Okay, that might be a big claim, but it really is my favourite place. It’s considered a small city, but I lived somewhere considered a small city in the US with three times as many people, so it’s all about perspective! York is a historic walled city that your grandparents will love, but that also manages to cater for a substantial student population. Central town is within the walls and is a fun Medieval maze (disclaimer: I may be the only person to think this) with no boring ‘blocks’ (as in the US) and the weirdest street names (e.g. Whip-ma-whop-ma-gate). It’s very manageable, is close to campus (20-25 min walk/10 min bus), and it’s a great way of breaking out of the uni bubble. Despite this, I’ve met 2nd and even 3rd years who don’t know the names of major streets or have never been to entire sections of town. It’s great to be involved at uni, but it’s worthwhile to integrate yourself with the city as well. I volunteer at the Yorkshire Museum and the YorkExplore library, and I have found both great ways of meeting local people and giving back to the community. Other, less volunteer-y ways can involve trying the multitude of different restaurants, pretending you’re a Viking at Jorvik, going to the Chocolate Story to “learn about chocolate” but really just to eat chocolate, or visiting one of the literally hundreds of pubs. Get a YorkCard and go to museums for free on Resident’s Festival, or take a morning to walk the walls and end with overpriced hot chocolate at a café. I will admit to being a history nerd, and this past summer I may have dragged my housemate to every Medieval church within the walls (there are 20!), but I promise you don’t have to be as enthusiastic as me to get the most out of your time living in York!
- Get out of York as well!
As much as I love York, I also love taking breaks from it and seeing other places. Take advantage of the fantastic train connections and cheap advance tickets! London is 2 hours away, Edinburgh 3, and within Yorkshire you have the North York Moors and the Yorkshire Dales, two beautiful national parks. As a throwback to getting involved, also try out uni-led trips! I went to Rievaulx Abbey last year on an International Student Association (ISA)-led trip, and it was a chilly but great day out to somewhere I would have struggled to get to on my own.

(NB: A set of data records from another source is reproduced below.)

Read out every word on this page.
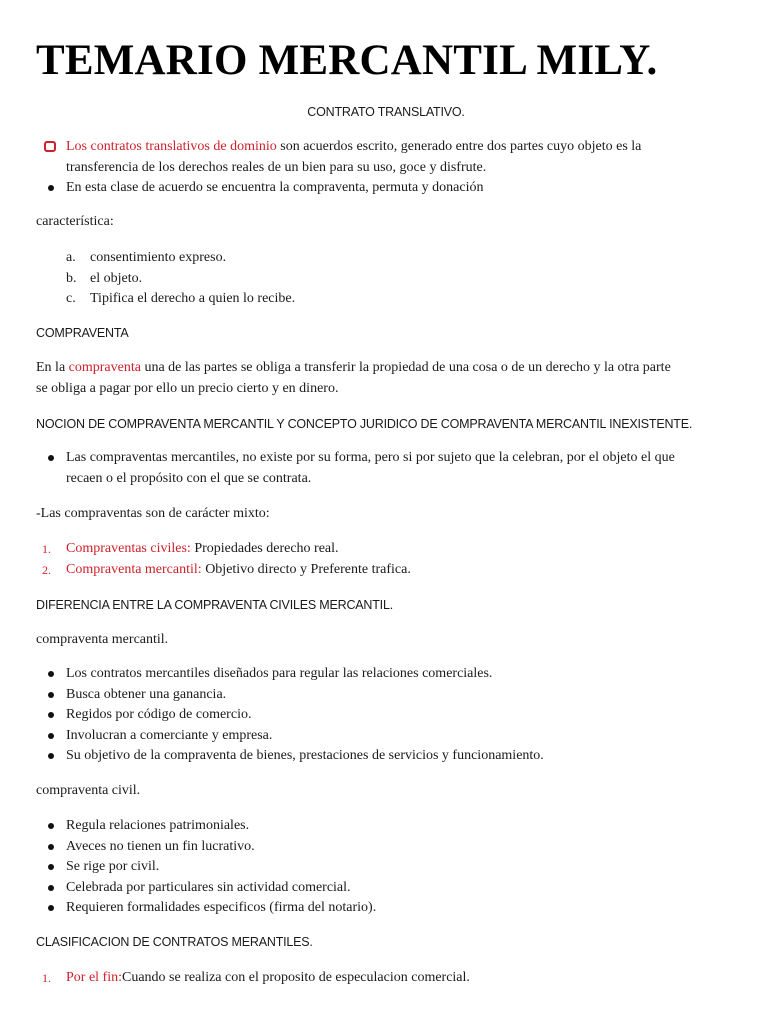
TEMARIO MERCANTIL MILY.
CONTRATO TRANSLATIVO.
Los contratos translativos de dominio son acuerdos escrito, generado entre dos partes cuyo objeto es la
transferencia de los derechos reales de un bien para su uso, goce y disfrute.
En esta clase de acuerdo se encuentra la compraventa, permuta y donación
característica:
a.	consentimiento expreso.
b. el objeto.
c.	Tipifica el derecho a quien lo recibe.
COMPRAVENTA
En la compraventa una de las partes se obliga a transferir la propiedad de una cosa o de un derecho y la otra parte
se obliga a pagar por ello un precio cierto y en dinero.
NOCION DE COMPRAVENTA MERCANTIL Y CONCEPTO JURIDICO DE COMPRAVENTA MERCANTIL INEXISTENTE.
Las compraventas mercantiles, no existe por su forma, pero si por sujeto que la celebran, por el objeto el que
recaen o el propósito con el que se contrata.
-Las compraventas son de carácter mixto:
1. Compraventas civiles: Propiedades derecho real.
2. Compraventa mercantil: Objetivo directo y Preferente trafica.
DIFERENCIA ENTRE LA COMPRAVENTA CIVILES MERCANTIL.
compraventa mercantil.
Los contratos mercantiles diseñados para regular las relaciones comerciales.
Busca obtener una ganancia.
Regidos por código de comercio.
Involucran a comerciante y empresa.
Su objetivo de la compraventa de bienes, prestaciones de servicios y funcionamiento.
compraventa civil.
Regula relaciones patrimoniales.
Aveces no tienen un fin lucrativo.
Se rige por civil.
Celebrada por particulares sin actividad comercial.
Requieren formalidades especificos (firma del notario).
CLASIFICACION DE CONTRATOS MERANTILES.
1. Por el fin:Cuando se realiza con el proposito de especulacion comercial.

5. Don’t (or rather stop) freaking out.
As I sit here writing this post, I’m tempted to panic a little. I have my second-year project poster and an important practical report due tomorrow. When I submit them I will be briefly relieved, but then I have to start revision for exams next term. After that I will have even more modules, essays, practical reports, and summer internship applications to figure out, and all too soon it will be applications for grad school. If there’s one thing I’ve learnt at uni, it’s that you can’t spend too much time worrying, or you won’t have time to do anything else! I know that this time at school can be difficult as well, with uni applications and coursework. So at this stressful period in most students’ years, I just want to say- take a deep breath. Do some yoga or, if you’re like me and are terrible at yoga, get tea and chocolate and watch the latest David Attenborough documentary. November will soon be over, and there are exciting days ahead!